Murkomen framed the undercover deployments as part of a broader intelligence-led operation. The use of plainclothes officers, unmarked vehicles, and hidden identification numbers was not unique to this event, he said. These were routine measures applied across security operations to protect officers themselves and to enhance effectiveness. "In the security sector there are many measures that are put in place to protect both security officers and security operations," he stated. "Sometimes that includes different number plates, sometimes hiding them, and in some cases officers wear uniforms while in others they do not."
The strategy appeared to work, at least by the government's measure. While demonstrations proceeded, the Interior Ministry reported no major incidents of looting, vandalism, or significant clashes. Instead, police arrested 355 people across the country for offences ranging from robbery and vandalism to road obstruction and attempted theft. Nairobi accounted for 161 of those arrests, Kajiado for 123, and Kiambu for 36. These numbers, Murkomen suggested, showed that the combination of visible policing and covert surveillance had enabled authorities to identify and detain suspects swiftly, preventing disorder from taking root.
The revelation of undercover deployment sparked public scrutiny—questions about surveillance, about who was watching whom, about the line between security and intrusion. Murkomen's response was measured and technical.

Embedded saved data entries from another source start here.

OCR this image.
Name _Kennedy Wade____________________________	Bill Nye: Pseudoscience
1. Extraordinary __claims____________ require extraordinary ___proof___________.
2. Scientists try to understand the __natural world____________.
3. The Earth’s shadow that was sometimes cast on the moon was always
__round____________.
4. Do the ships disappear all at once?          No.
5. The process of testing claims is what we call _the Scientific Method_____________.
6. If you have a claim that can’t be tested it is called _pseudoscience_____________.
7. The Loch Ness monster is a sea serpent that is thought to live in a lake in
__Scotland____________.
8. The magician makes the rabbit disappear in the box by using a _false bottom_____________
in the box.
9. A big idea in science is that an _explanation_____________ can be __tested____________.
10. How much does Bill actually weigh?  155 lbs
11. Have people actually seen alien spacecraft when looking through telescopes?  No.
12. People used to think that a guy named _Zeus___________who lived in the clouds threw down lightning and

He credited the security forces with professionalism and coordination, arguing that the operation demonstrated the value of blending overt and covert tactics when managing large public gatherings. Whether that explanation satisfied the demonstrators themselves, or the broader public watching from home, remained an open question as Kenya moved forward from the anniversary commemorations.
Notable Quotes
There were many DCI officers mingling with citizens across the country to ensure that if they saw anybody committing an offence, they could quickly arrest them and bring them before the law.— Interior Cabinet Secretary Kipchumba Murkomen
The Hearth Conversation Another angle on the story
Why embed undercover officers at a memorial protest? What threat were they actually watching for?
The government says they had intelligence that organized groups were being bused in to hijack the demonstrations and cause chaos. The undercover officers were meant to spot that happening in real time and arrest people before violence could spread.
But how do you know the intelligence was accurate? And doesn't embedding agents change the nature of what a protest is supposed to be?
That's the tension. The government sees it as a security tool—no different from plainclothes officers at any large gathering. But for protesters, knowing you're being watched by people you can't identify raises questions about whether the space is actually free.
The arrests—355 people—were those mostly the "troublemakers" they were worried about, or ordinary demonstrators?
The charges listed are robbery, vandalism, road obstruction, attempted theft. The government presents these as criminal acts prevented by the operation. But we don't know how many of those arrests were of people actually trying to disrupt the memorial versus people caught up in the security dragnet.
So the operation "worked" by the government's own metrics, but we can't really verify whether it prevented something that would have happened anyway.
Exactly. The government gets to claim success because the day was largely peaceful. But there's no way to know if that peace came from the intelligence operation or from the fact that most people simply came to remember.